Prevention requires a separate permission or approval control at the point where the action would occur.

These controls operate at different layers. A test that reports an unauthorized action after it happened is not protection.

In the dispute workflow, the eval checks whether the system tries to post a payment or send an email. Actual prevention occurs through permissions: the write-off function is unavailable, email sending is blocked, and payment posting is blocked. The eval measures behavior. The permission system limits behavior.

Test both. Don't confuse one for the other.

Implementation checklist

If you're starting from zero, here's the sequence:

  1. Select one recurring workflow.
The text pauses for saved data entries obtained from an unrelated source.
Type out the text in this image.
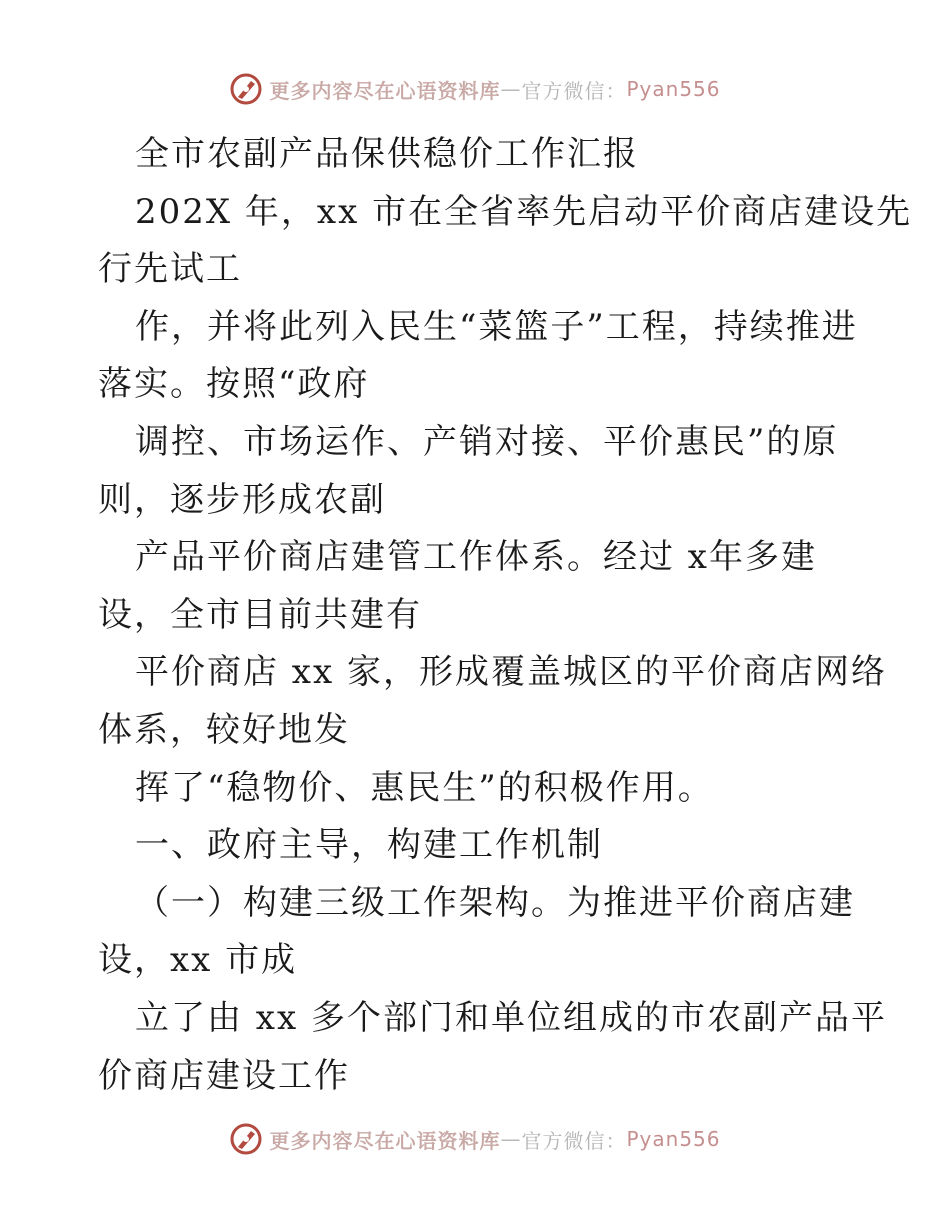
更多内容尽在心语资料库 — 官方微信： Pyan556
全市农副产品保供稳价工作汇报
202X 年，xx 市在全省率先启动平价商店建设先
行先试工
作，并将此列入民生“菜篮子”工程，持续推进
落实。按照“政府
调控、市场运作、产销对接、平价惠民”的原
则，逐步形成农副
产品平价商店建管工作体系。经过 x年多建
设，全市目前共建有
平价商店 xx 家，形成覆盖城区的平价商店网络
体系，较好地发
挥了“稳物价、惠民生”的积极作用。
一、政府主导，构建工作机制
（一）构建三级工作架构。为推进平价商店建
设，xx 市成
立了由 xx 多个部门和单位组成的市农副产品平
价商店建设工作
更多内容尽在心语资料库 — 官方微信： Pyan556
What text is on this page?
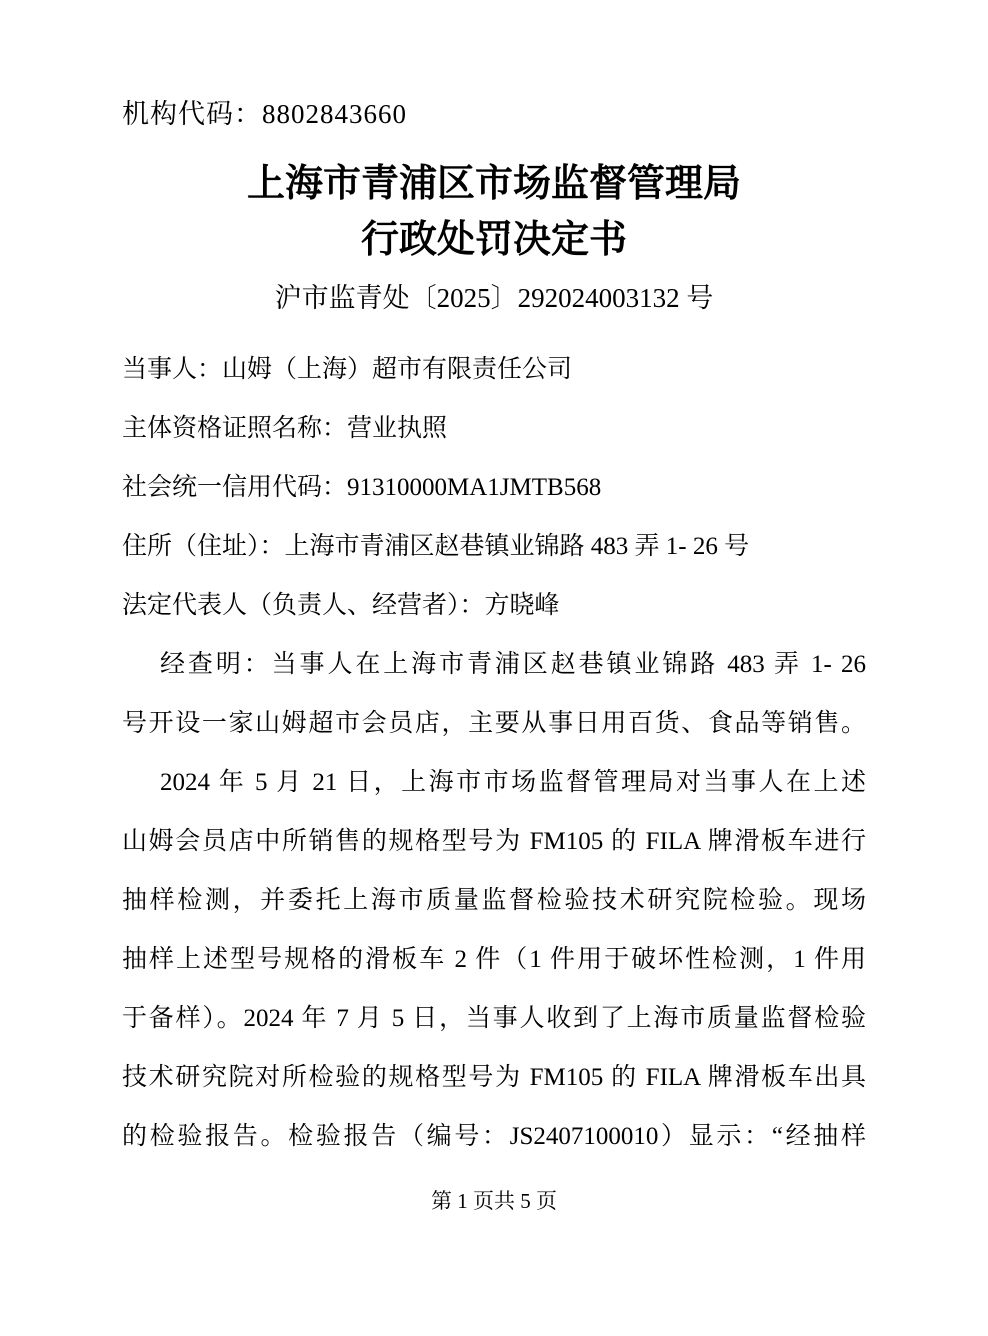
机构代码：8802843660
上海市青浦区市场监督管理局
行政处罚决定书
沪市监青处〔2025〕292024003132 号
当事人：山姆（上海）超市有限责任公司
主体资格证照名称：营业执照
社会统一信用代码：91310000MA1JMTB568
住所（住址）：上海市青浦区赵巷镇业锦路 483 弄 1- 26 号
法定代表人（负责人、经营者）：方晓峰
经查明：当事人在上海市青浦区赵巷镇业锦路 483 弄 1- 26
号开设一家山姆超市会员店，主要从事日用百货、食品等销售。
2024 年 5 月 21 日，上海市市场监督管理局对当事人在上述
山姆会员店中所销售的规格型号为 FM105 的 FILA 牌滑板车进行
抽样检测，并委托上海市质量监督检验技术研究院检验。现场
抽样上述型号规格的滑板车 2 件（1 件用于破坏性检测，1 件用
于备样）。2024 年 7 月 5 日，当事人收到了上海市质量监督检验
技术研究院对所检验的规格型号为 FM105 的 FILA 牌滑板车出具
的检验报告。检验报告（编号：JS2407100010）显示：“经抽样
第 1 页共 5 页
Name the business owner, the result that matters, the records that establish the truth, and the way to return to the manual process if needed.
  2. Decide which company data the evaluation may use before collecting anything. Document the minimum fields, who may access them, how long they are kept, and how they are deleted.
  3. Create a safe test environment using historical records or a simulation. Prove that the system cannot change production data, send messages, spend money, or use production credentials.
  4. Collect 5 to 10 simple cases to prove the test format, activity record, scoring, and review process work correctly.
  5. Expand the test library to cover common work, known failure modes, mandatory escalations, and actions the system must never take.
  6. Have two independent reviewers score a sample. Resolve disagreements and update the written scoring rules.
  7. Define the score required for each criterion, which errors block release, and the severity of each error. Report normal-use cases separately from deliberately difficult safety cases.
  8. If an AI model helps grade subjective work, compare its decisions with those of human reviewers first. Track how often it incorrectly passes or fails each case type, not just its average agreement score.
  9. Before live use, test alerts, emergency-stop authority, blocked actions, and the process for returning to manual work.
  10. Begin with a small, reversible group of live cases only after the business owner approves the evidence. Keep human approval for decisions above the system's proven level of authority.
  11. Turn every confirmed incident, complaint, and reviewer correction into a new test, a clearer rule, or a system change.
  12. Run the full test library after every meaningful change and on a regular schedule. Refresh the independent audit cases when the workflow, customers, or policies change.

What this buys you

I built evaluation tooling because I kept seeing the same failure mode. Teams would demo a workflow, get excited, deploy it, and then discover weeks later that the agent was quietly producing output nobody trusted.

Private evals close that gap. They turn "we think it works" into "we have evidence it works, and here's what happens when we change something."

For a company leader, that's the difference between a speculative cost and a controlled, auditable, improvable system. The eval suite is the asset that compounds. Every cycle sharpens the definition of good. Every incident becomes a permanent regression test. Every new team member inherits the accumulated judgment of the people who built it.

The companies that build this layer keep their AI deployments alive. The companies that skip it stay stuck in pilot mode, wondering why the demo never made it to production.

Start with one workflow. Build the cases. Grade them. Then build more.